Kaio Community, E.M. and the 2010 World AIDS Day Service

World AIDS Day is an important day for anyone who does outreach, works with the homeless, youth or works with folks who participate in survival sex. So when I was on sabbatical I made plans to attend a city-wide, ecumenical service at St. Joseph Parish Catholic Church. I was also looking forward to seeing one more magnificent church. St. Joe’s is the 2nd oldest church in the city. I was looking forward to commemorating this important day and be a religious tourist all at the same time. Well, that was not to be.

Turns out one of our guys was to be a key speaker at a World Aids Day service at St. Peter’s Episcopal Church. I had always wanted to visit that church. We all referred to it as the “Red Door Church’ for obvious reasons. Well, the wait was worthwhile. It was truly a magnificent church. However, first we had to calm the nerves of our special speaker!

The speaker came to talk to me the morning of the service. His navigator or assigned Emmaus Ministry Center staff was not available, she was home sick. The speaker, we will call him “Martin" was a nervous wreck. He had never spoke before an audience before, much less such a large audience. He was afraid that he would be judged or worse, not interesting. As he had a cathartic moment I apologized that Lennette, his navigator was not here. Well, he gave me a reality test. He point out that E.M. was a ministry and therefore I was an urban minister. If that is true he asked, than why did I not have faith that God meant for Lennette to be home today and that I was supposed to be available to him? That made perfect sense. He was falling apart I was responding be being a dispassionate, stoic Norwegian. Instead of joining his emotional stew I remained calm and we problem-solved. Lennette is great at nurturing, letting people know how much she cares. I was good at being an analytical problem-solver. He pulled “Martin” together, gave him a game plan and sent him on his way.
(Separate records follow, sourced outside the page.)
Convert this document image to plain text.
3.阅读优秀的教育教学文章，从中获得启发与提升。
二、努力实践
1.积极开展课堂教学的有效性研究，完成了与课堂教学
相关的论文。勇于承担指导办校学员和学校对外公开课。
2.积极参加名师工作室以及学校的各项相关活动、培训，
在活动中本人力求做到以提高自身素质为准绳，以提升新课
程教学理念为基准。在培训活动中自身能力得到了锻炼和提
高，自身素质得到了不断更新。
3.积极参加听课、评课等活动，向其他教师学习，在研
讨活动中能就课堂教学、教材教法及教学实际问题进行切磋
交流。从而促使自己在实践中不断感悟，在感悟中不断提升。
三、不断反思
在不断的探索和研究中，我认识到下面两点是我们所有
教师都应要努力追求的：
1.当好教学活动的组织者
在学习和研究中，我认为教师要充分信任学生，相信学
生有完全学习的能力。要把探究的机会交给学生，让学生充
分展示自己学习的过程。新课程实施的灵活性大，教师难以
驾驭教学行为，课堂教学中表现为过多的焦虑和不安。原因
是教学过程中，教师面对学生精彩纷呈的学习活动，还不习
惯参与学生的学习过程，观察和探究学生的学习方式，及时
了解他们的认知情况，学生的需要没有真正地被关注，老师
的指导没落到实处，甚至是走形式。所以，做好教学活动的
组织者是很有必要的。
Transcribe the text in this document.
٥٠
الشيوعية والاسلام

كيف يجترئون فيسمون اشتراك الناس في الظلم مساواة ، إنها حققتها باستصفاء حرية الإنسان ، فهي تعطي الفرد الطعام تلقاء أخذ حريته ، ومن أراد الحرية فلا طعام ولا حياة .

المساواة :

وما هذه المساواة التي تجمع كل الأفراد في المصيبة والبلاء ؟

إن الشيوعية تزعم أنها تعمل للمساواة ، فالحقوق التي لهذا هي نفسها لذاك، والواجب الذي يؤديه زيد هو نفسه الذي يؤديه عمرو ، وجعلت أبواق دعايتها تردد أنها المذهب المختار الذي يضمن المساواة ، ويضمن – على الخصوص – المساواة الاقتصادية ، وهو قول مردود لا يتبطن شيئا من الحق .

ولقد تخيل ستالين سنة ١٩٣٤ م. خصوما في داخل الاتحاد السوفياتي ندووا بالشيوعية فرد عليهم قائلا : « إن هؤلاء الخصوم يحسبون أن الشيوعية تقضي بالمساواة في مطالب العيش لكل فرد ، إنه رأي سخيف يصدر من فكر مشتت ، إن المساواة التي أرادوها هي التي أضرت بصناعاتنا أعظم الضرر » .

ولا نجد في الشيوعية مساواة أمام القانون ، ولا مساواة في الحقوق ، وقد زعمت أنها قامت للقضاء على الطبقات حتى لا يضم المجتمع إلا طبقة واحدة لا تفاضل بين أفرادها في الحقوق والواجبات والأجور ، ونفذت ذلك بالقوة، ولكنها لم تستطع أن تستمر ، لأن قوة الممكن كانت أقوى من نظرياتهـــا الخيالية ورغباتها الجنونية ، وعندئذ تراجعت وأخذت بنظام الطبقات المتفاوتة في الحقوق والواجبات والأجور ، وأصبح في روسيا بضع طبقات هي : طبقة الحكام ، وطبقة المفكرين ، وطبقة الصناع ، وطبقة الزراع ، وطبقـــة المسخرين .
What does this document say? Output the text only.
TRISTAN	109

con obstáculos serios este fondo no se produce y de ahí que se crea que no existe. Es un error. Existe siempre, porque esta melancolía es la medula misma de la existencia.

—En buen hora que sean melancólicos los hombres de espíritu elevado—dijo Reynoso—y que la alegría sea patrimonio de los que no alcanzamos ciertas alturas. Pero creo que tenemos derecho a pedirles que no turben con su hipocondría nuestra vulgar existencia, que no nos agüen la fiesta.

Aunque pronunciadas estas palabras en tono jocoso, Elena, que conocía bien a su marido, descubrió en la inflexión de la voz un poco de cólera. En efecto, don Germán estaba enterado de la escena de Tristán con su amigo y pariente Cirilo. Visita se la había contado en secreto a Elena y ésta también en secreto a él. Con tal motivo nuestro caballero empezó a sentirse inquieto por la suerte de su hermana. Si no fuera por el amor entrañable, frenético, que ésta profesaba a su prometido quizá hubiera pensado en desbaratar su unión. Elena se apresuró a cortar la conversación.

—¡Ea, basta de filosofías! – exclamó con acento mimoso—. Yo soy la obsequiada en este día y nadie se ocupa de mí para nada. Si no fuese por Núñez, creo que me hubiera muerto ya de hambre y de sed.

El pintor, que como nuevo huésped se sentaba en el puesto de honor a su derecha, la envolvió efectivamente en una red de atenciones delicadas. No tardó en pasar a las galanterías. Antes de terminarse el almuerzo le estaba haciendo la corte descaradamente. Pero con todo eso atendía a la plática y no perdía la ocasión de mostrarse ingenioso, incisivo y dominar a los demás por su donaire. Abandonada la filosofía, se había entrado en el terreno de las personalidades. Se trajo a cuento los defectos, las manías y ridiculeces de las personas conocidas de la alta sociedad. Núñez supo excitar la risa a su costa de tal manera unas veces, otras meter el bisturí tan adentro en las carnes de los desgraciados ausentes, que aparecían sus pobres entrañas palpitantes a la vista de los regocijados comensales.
That evening the Kaio community arrived for the World AIDS Day Service at St. Peter’s Episcopal Church. The church was beautiful. The service was unique. I had never heard of speech choirs. The service consisted of an oratorical service with liturgy in which we all participated. It moved us from fear, to despair to hope. It was wonderful. The service was entitled, The Number of our Days: an Oratorio for Speech Choir. In the middle of the service Martin spoke. He shared his story of fear and despair and than of finding himself and a caring community. It was a unifying speech and many people were clearly moved.

The service was also co-sponsored by Bonaventure House. Bonaventure House is an Alexian program for people living with HIV. It is a program that is providing vital service to the Lakeview area of Chicago.

The program was wonderful. Afterward the Kaio community joined the rest of the congregation for drinks and conversation in the study. It was a great way of re-energizing our batteries to continue working with folks living with HIV. I am glad I finally walked inside the “Church with the Red Doors”!